It’s no coincidence that in the week the UK dipped into the worst recession the country has ever seen, the government chose to redirect public attention to a small number of people crossing the British channel.
Public mood suggests that the country wants answers to difficult questions, to understand the high death toll from coronavirus and the depth of the economic fallout.
So, it’s no real surprise that the government is looking to find someone to blame.
This is not a new tactic from the government. In a disturbingly regular cycle, when the news cycle is quiet, and the summer months are warm, the government turns its eye to the Channel.
Successive Home Secretaries have chosen this strategy, vilifying people who want nothing more than to live otherwise ordinary lives in safety, but whose only path is the dangerous journey across the Channel.
When the public hears the stories of people granted refuge in the UK, they are sympathetic, understanding that fleeing war, persecution and hardship is a matter of life and death, and that being with the people you love is of utmost importance.
Many of us have felt a fraction of this during the pandemic and can wholly relate – how many of us have desperately wished we could be with the people we love during lockdown? But what the government does not tell us is that the only difference between refugees in the UK and those in Calais, is 15 miles.
The reality is these perilous journeys are a problem of the government’s making, one that has gotten progressively worse decade after decade.
Where we can agree with the government is that these journeys need to end – no one wants these journeys to occur, least of all those forced to risk their lives on overcrowded dinghies and those providing services, support and legal advice. But the reality is that these perilous journeys are a problem of the government’s making, one that has gotten progressively worse decade after decade, and could be resolved with simple action.
The government’s current proposals to “secure” the borders will do nothing to end dangerous crossings or curtail trafficking. We’ve heard all of this before – that it’s France’s responsibility, that the route should be made “unviable” and that that the Navy should “push people back” in breach of international refugee and maritime law.
When the government abruptly closed camps in Calais in 2016, organisations on the ground warned that these strategies would push people away from oversight, and directly into the hands of traffickers. Similarly, a report from the Foreign Affairs Select Committee in 2019 highlighted that “policy that focuses exclusively on closing borders will drive migrants to take more dangerous routes, and push them into the hands of criminal groups” – Priti Patel sat on this very committee.
The region of Calais acts as a black hole, where a small but steady population of homeless and destitute people are trapped, vulnerable to people traffickers and smugglers, exposed to violence from the French authorities, denied support service and legal advice.
Many have family or loved ones in the UK and are desperate to reach them but in most cases, it is physically impossible to apply for asylum unless you are on British soil.
The only existing routes to apply from outside the UK include the Global Resettlement Scheme, which is limited to Syrian refugees and has currently been suspended – no one has been resettled since March, and the Family Reunion Reunification route, which is extremely limited in its definition of “family”. Earlier this year, the government closed the Dubs route so that even unaccompanied children in the EU cannot reach the UK safely.
The only way to ensure that these journeys are ended is to introduce accessible and legal ways for people to apply for asylum or entry from abroad, so that they can travel here safely and don’t have to rely on people traffickers.

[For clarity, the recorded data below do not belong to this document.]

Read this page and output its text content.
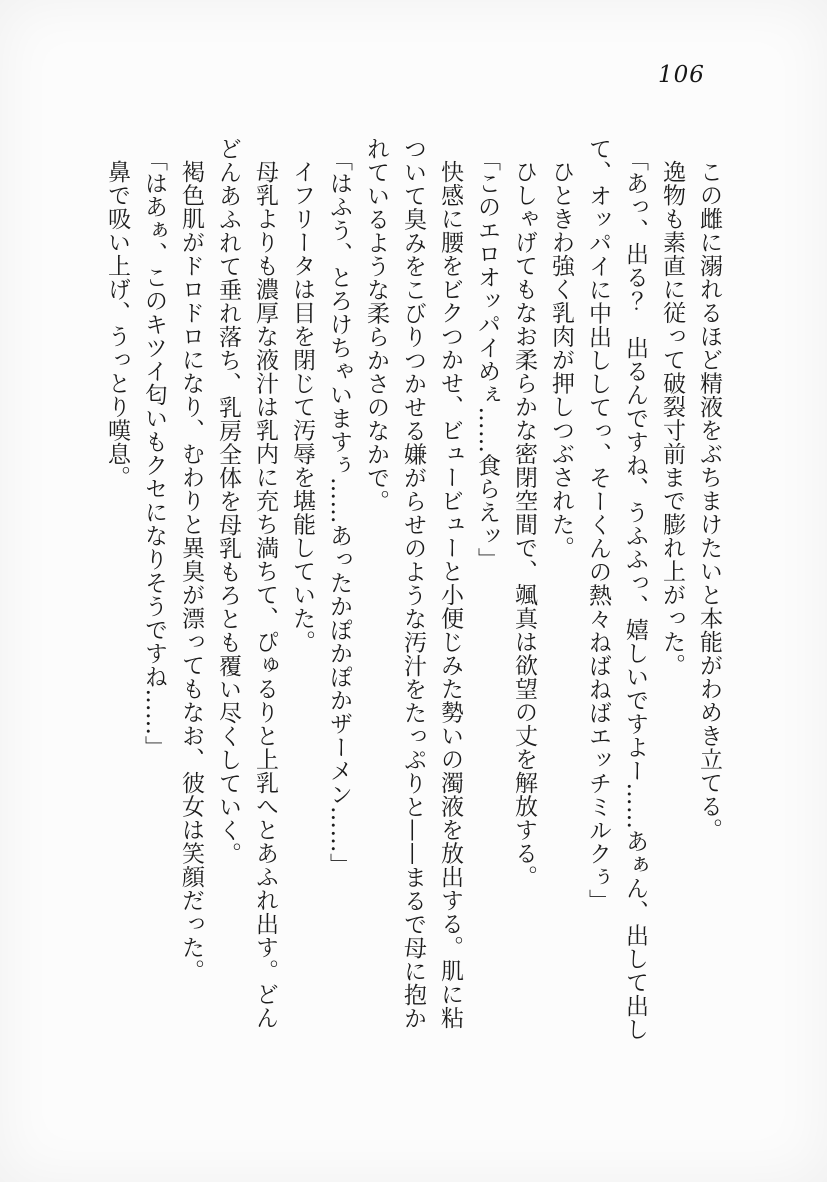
106
この雌に溺れるほど精液をぶちまけたいと本能がわめき立てる。
逸物も素直に従って破裂寸前まで膨れ上がった。
「あっ、出る？　出るんですね、うふふっ、嬉しいですよー……あぁん、出して出し
て、オッパイに中出ししてっ、そーくんの熱々ねばねばエッチミルクぅ」
ひときわ強く乳肉が押しつぶされた。
ひしゃげてもなお柔らかな密閉空間で、颯真は欲望の丈を解放する。
「このエロオッパイめぇ……食らえッ」
快感に腰をビクつかせ、ビュービューと小便じみた勢いの濁液を放出する。肌に粘
ついて臭みをこびりつかせる嫌がらせのような汚汁をたっぷりと——まるで母に抱か
れているような柔らかさのなかで。
「はふう、とろけちゃいますぅ……あったかぽかぽかザーメン……」
イフリータは目を閉じて汚辱を堪能していた。
母乳よりも濃厚な液汁は乳内に充ち満ちて、ぴゅるりと上乳へとあふれ出す。どん
どんあふれて垂れ落ち、乳房全体を母乳もろとも覆い尽くしていく。
褐色肌がドロドロになり、むわりと異臭が漂ってもなお、彼女は笑顔だった。
「はあぁ、このキツイ匂いもクセになりそうですね……」
鼻で吸い上げ、うっとり嘆息。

This could include expanding or recommitting to existing routes, introducing a claims processing centre in France or establishing Humanitarian Visas. Safe and legal routes would be a far more simple and pragmatic solution than building higher walls, putting a blindfold over our eyes and our hands over our hearts.
In the coming months, we can expect to see the government increase their dangerous rhetoric about those crossing, as a means to scapegoat migrants for their catastrophic failings.
It will be migrants who are to blame for the lack of jobs, a drop in house prices, the decimation of the high street and long queues at the Jobcentre – when this couldn’t be further from the truth.
At this precise moment, it is vital that we call for safe and legal routes of entry to the UK, ensuring that no one dies trying to reach what should be home. But it is equally important that we stand fast against dangerous rhetoric – the same rhetoric that placed responsibility for the last financial crisis on to migrants. A compassionate and practical approach must be championed by everyone who wants to end dangerous crossings once and for all.
Minnie Rahman is public affairs and campaigns manager for the Joint Council for the Welfare of Immigrants.